We are visual creatures because sight is our prime medium for comprehending the world. It should be no surprise that visualising an abstract concept, mathematical or otherwise, is the shortest way to understanding it. I work a lot with engineers and when they want to explain something they invariably draw a picture.
The problem with maths in education is that it’s a cumulative subject. More esoteric topics are dependent on lesser ones. If a student falls behind, the gap between what they’re expected to know and what they can actually achieve grows over the years of schooling.
Books like Parker’s attempt to short-circuit this process. He tries to introduce the reader to the more ‘sexy’ aspects of mathematics without grinding them into the ground with mind-bending exercises. His Answers in the Back of the Book allows the more adventurous and less intimidated reader to understand a topic more fully, whilst not burdening a less experienced reader with mind-expanding exercises. It is possible to read this book and come away with both a sense of awe at its magisterial wonder and an appreciation of how maths literally drives our digital world without having to do a lot of mental gymnastics. On the other hand, Parker is letting you into some of the secrets of the priesthood without feeling like you’ve done a PhD.
Although it is divided chapter by chapter into separate topics, this is a book that should be read in the order it is presented. Parker often references material already covered, partly to demonstrate how the mathematical world is so interconnected. To give an example, he sneaks up on the famous Zeta function in a way that makes it appear less intimidating then it really is, yet still manages to explain its relationship to Riemann’s famous hypothesis and the distribution of primes. I was disappointed that he didn’t explain that the non-trivial zeros, which are both the core mystery and ultimate unsolved puzzle, are in fact complex numbers involving the imaginary axis. However, he explains this in a later chapter when he introduces the reader to imaginary numbers and the ‘complex plane’.

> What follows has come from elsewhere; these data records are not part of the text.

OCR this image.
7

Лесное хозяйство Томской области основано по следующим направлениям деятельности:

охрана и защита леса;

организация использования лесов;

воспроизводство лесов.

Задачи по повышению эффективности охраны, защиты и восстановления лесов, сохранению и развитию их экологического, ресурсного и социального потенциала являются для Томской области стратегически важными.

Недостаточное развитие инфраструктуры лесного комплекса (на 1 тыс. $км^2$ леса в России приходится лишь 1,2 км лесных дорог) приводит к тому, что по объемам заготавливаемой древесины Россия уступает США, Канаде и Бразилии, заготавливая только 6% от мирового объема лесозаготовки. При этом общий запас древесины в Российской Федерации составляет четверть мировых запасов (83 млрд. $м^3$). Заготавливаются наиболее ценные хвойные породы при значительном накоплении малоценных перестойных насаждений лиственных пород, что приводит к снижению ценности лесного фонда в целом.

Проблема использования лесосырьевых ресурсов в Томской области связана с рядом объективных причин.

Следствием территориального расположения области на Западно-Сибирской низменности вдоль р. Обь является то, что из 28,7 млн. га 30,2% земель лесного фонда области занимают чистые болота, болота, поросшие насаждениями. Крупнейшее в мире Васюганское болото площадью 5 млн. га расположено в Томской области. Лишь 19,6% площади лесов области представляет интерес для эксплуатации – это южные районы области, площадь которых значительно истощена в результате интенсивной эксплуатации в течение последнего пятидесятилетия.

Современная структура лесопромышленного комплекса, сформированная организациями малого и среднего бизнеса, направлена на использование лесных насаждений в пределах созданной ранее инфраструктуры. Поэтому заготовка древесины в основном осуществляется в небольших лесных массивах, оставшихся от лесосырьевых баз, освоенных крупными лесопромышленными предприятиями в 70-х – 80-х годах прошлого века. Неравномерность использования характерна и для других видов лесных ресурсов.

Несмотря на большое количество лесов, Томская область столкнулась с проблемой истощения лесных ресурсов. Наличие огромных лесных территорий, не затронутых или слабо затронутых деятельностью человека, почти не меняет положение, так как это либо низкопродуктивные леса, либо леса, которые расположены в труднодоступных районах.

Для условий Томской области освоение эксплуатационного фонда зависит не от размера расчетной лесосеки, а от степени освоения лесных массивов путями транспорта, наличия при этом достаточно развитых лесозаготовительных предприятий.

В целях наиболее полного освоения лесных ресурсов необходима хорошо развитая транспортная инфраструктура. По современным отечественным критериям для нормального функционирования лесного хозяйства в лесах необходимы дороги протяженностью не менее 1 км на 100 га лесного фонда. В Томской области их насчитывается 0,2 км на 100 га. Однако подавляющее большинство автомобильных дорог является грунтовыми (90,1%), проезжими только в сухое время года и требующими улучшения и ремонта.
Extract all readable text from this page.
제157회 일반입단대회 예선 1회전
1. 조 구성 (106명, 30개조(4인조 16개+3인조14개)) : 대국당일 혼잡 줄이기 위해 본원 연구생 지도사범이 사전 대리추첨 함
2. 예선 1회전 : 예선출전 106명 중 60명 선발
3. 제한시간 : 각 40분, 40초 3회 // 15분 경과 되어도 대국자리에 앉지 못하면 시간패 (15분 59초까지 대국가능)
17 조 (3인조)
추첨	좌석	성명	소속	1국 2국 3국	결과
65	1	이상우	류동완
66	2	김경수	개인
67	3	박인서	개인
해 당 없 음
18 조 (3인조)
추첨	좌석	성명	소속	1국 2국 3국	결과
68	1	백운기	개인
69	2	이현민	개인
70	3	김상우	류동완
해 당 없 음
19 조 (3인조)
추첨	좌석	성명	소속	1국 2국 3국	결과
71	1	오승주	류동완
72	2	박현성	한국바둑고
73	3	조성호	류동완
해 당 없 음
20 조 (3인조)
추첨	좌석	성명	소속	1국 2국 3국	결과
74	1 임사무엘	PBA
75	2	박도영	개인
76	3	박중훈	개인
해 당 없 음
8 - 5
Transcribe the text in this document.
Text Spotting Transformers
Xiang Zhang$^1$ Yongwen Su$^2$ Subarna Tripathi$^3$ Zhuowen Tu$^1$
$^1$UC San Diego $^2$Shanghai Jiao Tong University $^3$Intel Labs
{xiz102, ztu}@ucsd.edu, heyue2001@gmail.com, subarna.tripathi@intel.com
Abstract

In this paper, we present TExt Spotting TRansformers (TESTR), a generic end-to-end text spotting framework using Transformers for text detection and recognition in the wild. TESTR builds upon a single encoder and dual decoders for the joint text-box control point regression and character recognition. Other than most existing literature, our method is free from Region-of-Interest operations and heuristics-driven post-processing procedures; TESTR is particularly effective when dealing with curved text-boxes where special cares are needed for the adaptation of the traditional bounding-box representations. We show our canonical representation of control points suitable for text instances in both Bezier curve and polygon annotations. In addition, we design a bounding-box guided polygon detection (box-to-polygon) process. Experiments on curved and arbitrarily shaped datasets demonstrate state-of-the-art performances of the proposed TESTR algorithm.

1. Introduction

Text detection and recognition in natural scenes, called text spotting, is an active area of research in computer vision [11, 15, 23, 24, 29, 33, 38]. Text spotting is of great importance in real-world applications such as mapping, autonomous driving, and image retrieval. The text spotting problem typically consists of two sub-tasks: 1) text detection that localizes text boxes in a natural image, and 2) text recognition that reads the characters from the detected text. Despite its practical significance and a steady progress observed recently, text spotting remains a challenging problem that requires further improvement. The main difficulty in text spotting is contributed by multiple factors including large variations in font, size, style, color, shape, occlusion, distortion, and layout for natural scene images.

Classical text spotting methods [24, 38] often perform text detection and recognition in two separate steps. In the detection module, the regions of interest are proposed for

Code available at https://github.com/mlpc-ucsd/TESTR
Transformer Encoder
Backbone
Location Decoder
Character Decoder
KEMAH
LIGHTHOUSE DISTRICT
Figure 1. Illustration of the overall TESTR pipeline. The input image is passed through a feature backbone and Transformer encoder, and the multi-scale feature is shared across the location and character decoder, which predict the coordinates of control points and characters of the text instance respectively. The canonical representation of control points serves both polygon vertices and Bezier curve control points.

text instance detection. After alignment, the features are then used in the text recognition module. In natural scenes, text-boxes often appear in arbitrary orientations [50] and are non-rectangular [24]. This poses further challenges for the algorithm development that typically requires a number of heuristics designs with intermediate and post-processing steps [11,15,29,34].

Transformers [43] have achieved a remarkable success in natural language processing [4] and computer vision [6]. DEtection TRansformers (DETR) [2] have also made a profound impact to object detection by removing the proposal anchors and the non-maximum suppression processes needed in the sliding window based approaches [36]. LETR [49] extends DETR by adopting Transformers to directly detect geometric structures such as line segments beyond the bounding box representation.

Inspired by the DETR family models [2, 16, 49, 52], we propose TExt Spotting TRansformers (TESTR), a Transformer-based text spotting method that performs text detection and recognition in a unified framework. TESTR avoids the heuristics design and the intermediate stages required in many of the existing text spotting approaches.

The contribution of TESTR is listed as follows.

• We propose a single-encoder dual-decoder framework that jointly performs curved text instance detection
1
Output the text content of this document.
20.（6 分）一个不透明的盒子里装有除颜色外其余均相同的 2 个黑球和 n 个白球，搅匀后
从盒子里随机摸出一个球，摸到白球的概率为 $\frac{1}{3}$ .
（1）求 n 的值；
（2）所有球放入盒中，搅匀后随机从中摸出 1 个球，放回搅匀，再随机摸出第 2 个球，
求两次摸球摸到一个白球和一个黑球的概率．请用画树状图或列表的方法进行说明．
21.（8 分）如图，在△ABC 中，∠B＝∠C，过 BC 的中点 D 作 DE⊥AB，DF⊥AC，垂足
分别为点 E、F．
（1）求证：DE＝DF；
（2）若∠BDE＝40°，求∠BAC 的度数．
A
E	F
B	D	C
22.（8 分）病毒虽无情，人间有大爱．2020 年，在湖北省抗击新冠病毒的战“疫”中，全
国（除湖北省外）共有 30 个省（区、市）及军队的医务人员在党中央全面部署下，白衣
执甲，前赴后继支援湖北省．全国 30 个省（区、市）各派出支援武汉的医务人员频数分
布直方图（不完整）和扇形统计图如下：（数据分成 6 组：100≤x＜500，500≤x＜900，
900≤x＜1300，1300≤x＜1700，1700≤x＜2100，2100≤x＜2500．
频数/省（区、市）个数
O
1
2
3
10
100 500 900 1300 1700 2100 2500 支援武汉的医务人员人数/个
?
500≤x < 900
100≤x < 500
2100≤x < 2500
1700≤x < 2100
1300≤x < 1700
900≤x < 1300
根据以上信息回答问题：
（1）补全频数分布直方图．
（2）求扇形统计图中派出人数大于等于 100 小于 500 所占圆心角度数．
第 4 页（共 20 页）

Pythagoras famously said (or so we are led to believe, as he never wrote anything down) that everything is numbers. In the digital world this is literally true, and one of Parker’s most illuminating chapters explains how everything you do on your smart-phone from pictures to texting to music are all rendered by 0s and 1s.
Parker is very clever in that he discusses highly esoteric mathematical topics like the Zeta function (already mentioned), quarternions (imaginary numbers in 4D), the so-called Monster or Friendly Giant in 196,833 dimensions, computer-generated self-correcting algorithms using binary arithmetic, multiple infinities, knot theory’s relevance to DNA not getting tangled and Klein bottles (4D bottles in 3D); without discussing more fundamental topics like logarithms, trigonometry or calculus. He doesn’t even explain the fundamental relationship between polar co-ordinates and Cartesian co-ordinates that makes imaginary numbers such a widely used tool.
He doesn’t get philosophical until the very end of the book, when he discusses the relevance of Godel’s Incompleteness Theorem to the study of mathematics for ever (quite literally). As I’m sure I’ve mentioned in previous posts, implicit in Godel’s Theorem is the fact that mathematics is never-ending, therefore it’s a human activity that will never stop. Also Parker points out that there could be other universes with other dimensions to ours, but any hypothetical residents (he calls them ‘hypertheticals’) would still discover the same mathematics as us, assuming they have the intellect to do so.